The Province of Ontario has announced that it will wait on further scientific study of offshore wind farms before moving forward with controversial plans to install large scale windmills in Lake St. Clair and Lake Erie.
The Detroit Free Press reports:
SouthPoint Wind, a Leamington, Ontario, contractor, had proposed 715 wind turbines in 13 places, 2 to 3 miles offshore, including some in Pigeon Bay near Point Pelee, a bird sanctuary. The turbines would rise 400 feet above the water.
“No offshore projects will proceed at this time,” the Ontario Ministry of Environment said on its Web site Friday.
The province still is committed to wind energy, but for now, only on land, where the science is more certain, the ministry said. The province wants to see the effects of wind farms on Lake Erie off Cleveland, where a project could break ground in 2012, and in a freshwater lake in Sweden.
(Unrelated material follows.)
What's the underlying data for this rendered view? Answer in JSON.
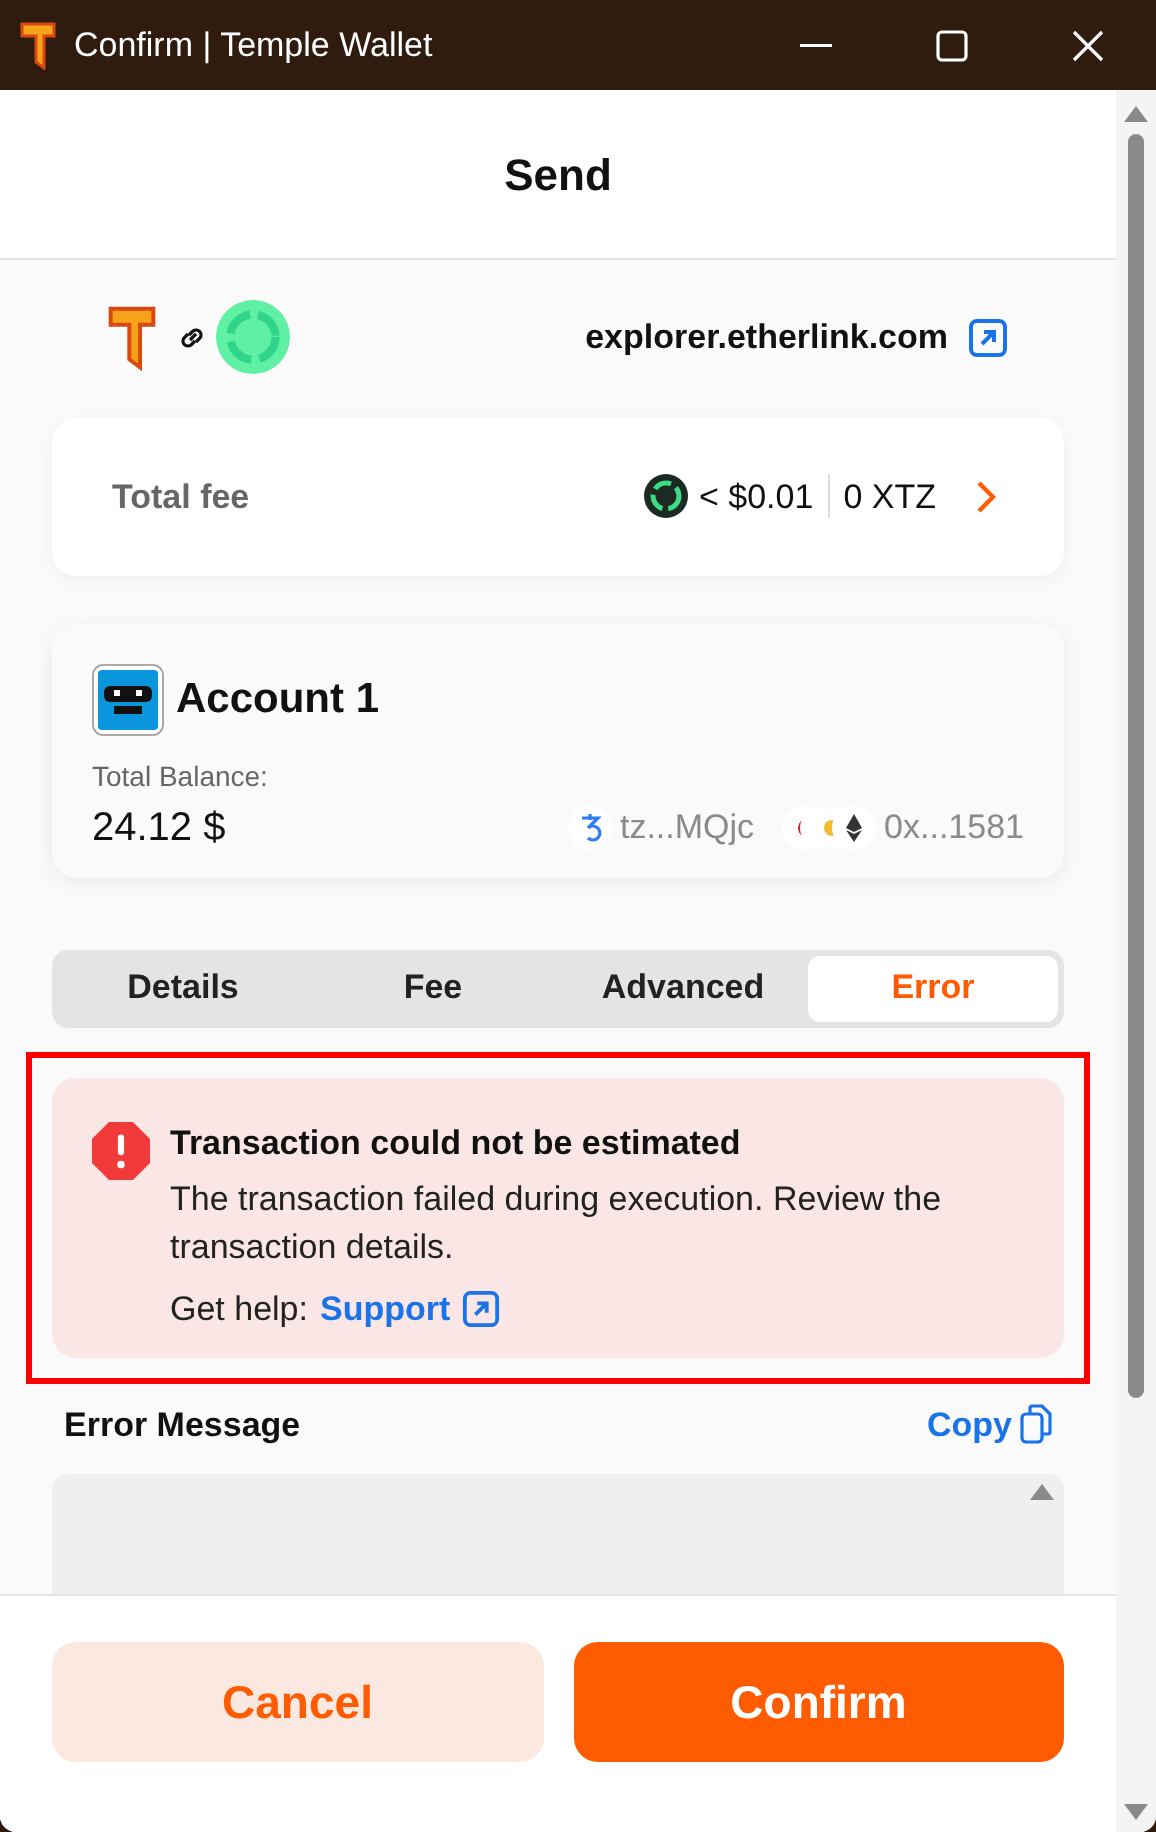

The prospect of windmills that would be visible from the shore of Grosse Point Park stirred opposition from lakefront residents in Michigan.
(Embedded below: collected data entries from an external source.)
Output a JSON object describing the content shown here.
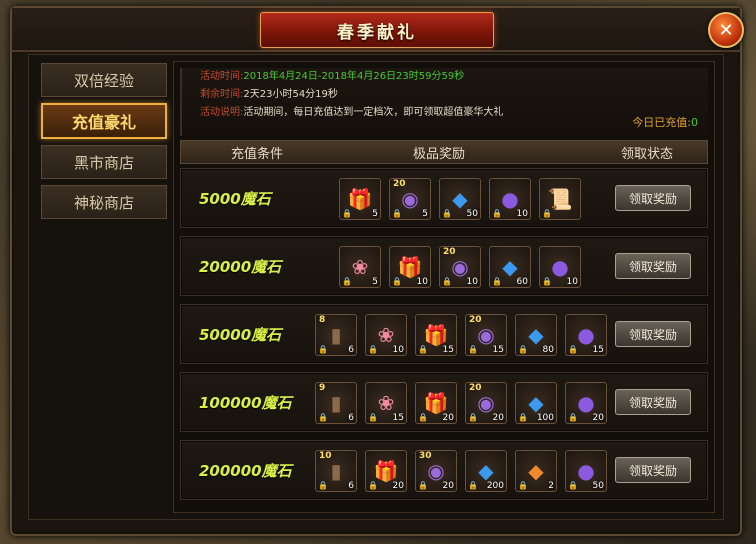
{
  "window": {
    "title": "春季献礼",
    "close_icon": "close-icon"
  },
  "sidebar": {
    "tabs": [
      {
        "label": "双倍经验",
        "active": false
      },
      {
        "label": "充值豪礼",
        "active": true
      },
      {
        "label": "黑市商店",
        "active": false
      },
      {
        "label": "神秘商店",
        "active": false
      }
    ]
  },
  "info": {
    "time_label": "活动时间:",
    "time_value": "2018年4月24日-2018年4月26日23时59分59秒",
    "remain_label": "剩余时间:",
    "remain_value": "2天23小时54分19秒",
    "desc_label": "活动说明:",
    "desc_value": "活动期间，每日充值达到一定档次，即可领取超值豪华大礼",
    "today_label": "今日已充值:",
    "today_value": "0"
  },
  "table": {
    "headers": [
      "充值条件",
      "极品奖励",
      "领取状态"
    ],
    "claim_label": "领取奖励",
    "rows": [
      {
        "condition": "5000魔石",
        "items": [
          {
            "icon": "gift-box-icon",
            "count": "5"
          },
          {
            "icon": "soul-orb-icon",
            "count": "5",
            "level": "20"
          },
          {
            "icon": "blue-gem-icon",
            "count": "50"
          },
          {
            "icon": "exp-orb-icon",
            "count": "10"
          },
          {
            "icon": "scroll-icon",
            "count": ""
          }
        ]
      },
      {
        "condition": "20000魔石",
        "items": [
          {
            "icon": "lotus-icon",
            "count": "5"
          },
          {
            "icon": "gift-box-icon",
            "count": "10"
          },
          {
            "icon": "soul-orb-icon",
            "count": "10",
            "level": "20"
          },
          {
            "icon": "blue-gem-icon",
            "count": "60"
          },
          {
            "icon": "exp-orb-icon",
            "count": "10"
          }
        ]
      },
      {
        "condition": "50000魔石",
        "items": [
          {
            "icon": "card-icon",
            "count": "6",
            "level": "8"
          },
          {
            "icon": "lotus-icon",
            "count": "10"
          },
          {
            "icon": "gift-box-icon",
            "count": "15"
          },
          {
            "icon": "soul-orb-icon",
            "count": "15",
            "level": "20"
          },
          {
            "icon": "blue-gem-icon",
            "count": "80"
          },
          {
            "icon": "exp-orb-icon",
            "count": "15"
          }
        ]
      },
      {
        "condition": "100000魔石",
        "items": [
          {
            "icon": "card-icon",
            "count": "6",
            "level": "9"
          },
          {
            "icon": "lotus-icon",
            "count": "15"
          },
          {
            "icon": "gift-box-icon",
            "count": "20"
          },
          {
            "icon": "soul-orb-icon",
            "count": "20",
            "level": "20"
          },
          {
            "icon": "blue-gem-icon",
            "count": "100"
          },
          {
            "icon": "exp-orb-icon",
            "count": "20"
          }
        ]
      },
      {
        "condition": "200000魔石",
        "items": [
          {
            "icon": "card-icon",
            "count": "6",
            "level": "10"
          },
          {
            "icon": "gold-gift-box-icon",
            "count": "20"
          },
          {
            "icon": "soul-orb-icon",
            "count": "20",
            "level": "30"
          },
          {
            "icon": "blue-gem-icon",
            "count": "200"
          },
          {
            "icon": "fire-gem-icon",
            "count": "2"
          },
          {
            "icon": "exp-orb-icon",
            "count": "50"
          }
        ]
      }
    ]
  }
}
Citizen groups on both sides of the border asked official to consider the environmental impact of the construction of the wind farm.
Last year county boards in Mason and Oceana Counties voted down a wind farm proposed for Lake Michigan.
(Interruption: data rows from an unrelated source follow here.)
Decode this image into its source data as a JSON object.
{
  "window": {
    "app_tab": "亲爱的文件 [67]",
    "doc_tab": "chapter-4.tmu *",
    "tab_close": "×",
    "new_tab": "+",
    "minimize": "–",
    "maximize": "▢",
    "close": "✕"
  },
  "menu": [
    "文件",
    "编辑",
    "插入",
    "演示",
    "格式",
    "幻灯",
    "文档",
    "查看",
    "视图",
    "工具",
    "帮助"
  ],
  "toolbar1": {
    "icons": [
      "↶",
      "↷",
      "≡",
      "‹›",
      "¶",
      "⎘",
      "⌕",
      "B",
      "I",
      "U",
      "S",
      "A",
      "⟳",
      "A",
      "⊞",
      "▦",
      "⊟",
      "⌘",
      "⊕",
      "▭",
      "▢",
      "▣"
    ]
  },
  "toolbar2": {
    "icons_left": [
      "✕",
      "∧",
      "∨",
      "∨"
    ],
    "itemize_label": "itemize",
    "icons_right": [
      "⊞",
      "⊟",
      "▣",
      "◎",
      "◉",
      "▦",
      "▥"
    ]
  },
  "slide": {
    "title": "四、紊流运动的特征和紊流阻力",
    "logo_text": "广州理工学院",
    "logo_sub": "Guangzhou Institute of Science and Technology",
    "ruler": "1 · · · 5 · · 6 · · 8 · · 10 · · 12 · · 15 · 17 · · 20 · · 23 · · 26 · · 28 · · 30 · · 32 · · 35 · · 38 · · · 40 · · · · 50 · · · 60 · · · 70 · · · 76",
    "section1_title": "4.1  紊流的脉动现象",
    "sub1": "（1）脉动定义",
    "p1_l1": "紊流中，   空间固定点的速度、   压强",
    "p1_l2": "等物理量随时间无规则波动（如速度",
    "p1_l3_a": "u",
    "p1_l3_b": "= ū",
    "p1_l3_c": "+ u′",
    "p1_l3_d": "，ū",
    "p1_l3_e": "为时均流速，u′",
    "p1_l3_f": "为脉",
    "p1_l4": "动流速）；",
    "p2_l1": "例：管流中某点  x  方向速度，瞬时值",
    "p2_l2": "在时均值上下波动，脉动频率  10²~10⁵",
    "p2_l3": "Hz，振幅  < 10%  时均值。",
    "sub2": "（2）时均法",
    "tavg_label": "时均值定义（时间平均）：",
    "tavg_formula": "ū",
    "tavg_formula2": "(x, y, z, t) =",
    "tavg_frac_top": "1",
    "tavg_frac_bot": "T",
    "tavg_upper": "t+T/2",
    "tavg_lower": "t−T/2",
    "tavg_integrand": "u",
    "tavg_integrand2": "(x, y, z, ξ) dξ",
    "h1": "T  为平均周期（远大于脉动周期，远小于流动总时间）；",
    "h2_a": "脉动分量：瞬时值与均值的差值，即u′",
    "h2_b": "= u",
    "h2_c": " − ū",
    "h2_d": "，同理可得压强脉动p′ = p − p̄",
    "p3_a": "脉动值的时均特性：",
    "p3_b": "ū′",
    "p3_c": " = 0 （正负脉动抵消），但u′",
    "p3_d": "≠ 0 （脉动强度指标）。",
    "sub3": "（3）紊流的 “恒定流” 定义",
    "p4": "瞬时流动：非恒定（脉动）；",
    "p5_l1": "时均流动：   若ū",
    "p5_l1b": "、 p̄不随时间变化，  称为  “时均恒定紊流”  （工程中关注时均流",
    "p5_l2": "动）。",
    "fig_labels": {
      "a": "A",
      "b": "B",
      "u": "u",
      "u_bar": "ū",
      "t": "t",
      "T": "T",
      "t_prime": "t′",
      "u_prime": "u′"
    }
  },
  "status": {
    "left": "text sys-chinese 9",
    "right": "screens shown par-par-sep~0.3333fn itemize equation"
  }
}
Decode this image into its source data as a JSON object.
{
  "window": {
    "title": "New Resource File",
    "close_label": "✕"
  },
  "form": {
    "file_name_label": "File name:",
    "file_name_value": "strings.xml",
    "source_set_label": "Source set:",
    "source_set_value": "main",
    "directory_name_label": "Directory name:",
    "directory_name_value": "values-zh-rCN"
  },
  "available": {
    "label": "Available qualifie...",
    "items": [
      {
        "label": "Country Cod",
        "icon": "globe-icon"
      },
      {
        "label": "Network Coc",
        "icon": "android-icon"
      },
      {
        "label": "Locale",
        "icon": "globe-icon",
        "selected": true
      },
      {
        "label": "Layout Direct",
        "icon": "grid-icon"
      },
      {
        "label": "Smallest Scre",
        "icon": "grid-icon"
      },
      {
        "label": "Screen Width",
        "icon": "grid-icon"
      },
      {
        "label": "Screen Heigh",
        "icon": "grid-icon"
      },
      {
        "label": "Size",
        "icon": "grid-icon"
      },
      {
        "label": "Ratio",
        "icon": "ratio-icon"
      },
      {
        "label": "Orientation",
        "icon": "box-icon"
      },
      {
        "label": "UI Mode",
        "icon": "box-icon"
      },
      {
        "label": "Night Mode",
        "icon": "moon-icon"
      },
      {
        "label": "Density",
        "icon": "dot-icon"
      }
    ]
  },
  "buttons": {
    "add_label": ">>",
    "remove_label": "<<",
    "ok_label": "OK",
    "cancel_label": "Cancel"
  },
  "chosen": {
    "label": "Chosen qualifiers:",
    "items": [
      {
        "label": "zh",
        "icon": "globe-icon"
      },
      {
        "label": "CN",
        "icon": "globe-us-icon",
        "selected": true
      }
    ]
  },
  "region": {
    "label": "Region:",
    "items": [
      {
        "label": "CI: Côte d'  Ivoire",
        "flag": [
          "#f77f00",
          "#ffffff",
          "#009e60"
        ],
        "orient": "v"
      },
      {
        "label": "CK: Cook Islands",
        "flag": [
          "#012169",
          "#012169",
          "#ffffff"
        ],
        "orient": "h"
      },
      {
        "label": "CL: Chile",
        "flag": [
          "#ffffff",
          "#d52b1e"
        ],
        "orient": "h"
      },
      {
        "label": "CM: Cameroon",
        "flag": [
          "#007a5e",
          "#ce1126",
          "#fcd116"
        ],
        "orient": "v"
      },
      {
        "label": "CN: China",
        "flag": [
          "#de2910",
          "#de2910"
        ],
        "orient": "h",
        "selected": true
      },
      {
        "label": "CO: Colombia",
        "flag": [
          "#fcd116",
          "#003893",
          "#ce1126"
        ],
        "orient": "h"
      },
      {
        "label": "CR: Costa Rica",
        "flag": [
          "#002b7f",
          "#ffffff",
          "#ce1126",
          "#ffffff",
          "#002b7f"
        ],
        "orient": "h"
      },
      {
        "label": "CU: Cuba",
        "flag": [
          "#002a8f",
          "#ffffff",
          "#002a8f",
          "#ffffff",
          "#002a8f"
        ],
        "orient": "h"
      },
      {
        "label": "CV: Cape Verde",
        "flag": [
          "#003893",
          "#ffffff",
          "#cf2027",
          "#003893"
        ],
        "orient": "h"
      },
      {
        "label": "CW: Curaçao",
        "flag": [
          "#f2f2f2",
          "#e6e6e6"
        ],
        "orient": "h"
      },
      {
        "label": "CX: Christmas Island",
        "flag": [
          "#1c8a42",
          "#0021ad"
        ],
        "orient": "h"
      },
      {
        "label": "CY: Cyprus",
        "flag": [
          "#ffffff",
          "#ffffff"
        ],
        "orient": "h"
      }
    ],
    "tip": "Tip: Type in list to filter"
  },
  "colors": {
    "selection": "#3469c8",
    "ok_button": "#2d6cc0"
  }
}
The town of Muskegon recently approved plans for an offshore wind research buoy in Lake Michigan.
“Muskegon has had a willingness to look at offshore wind,” [Michigan Alternative and Renewable Energy Center Director] Arn Boezaart told The Muskegon Chronicle after receiving the city’s support on the research buoy project. “It goes right back to what we saw with the Scandia issue. In Muskegon, offshore wind is viewed as a potential source of jobs and represents new business for the region.”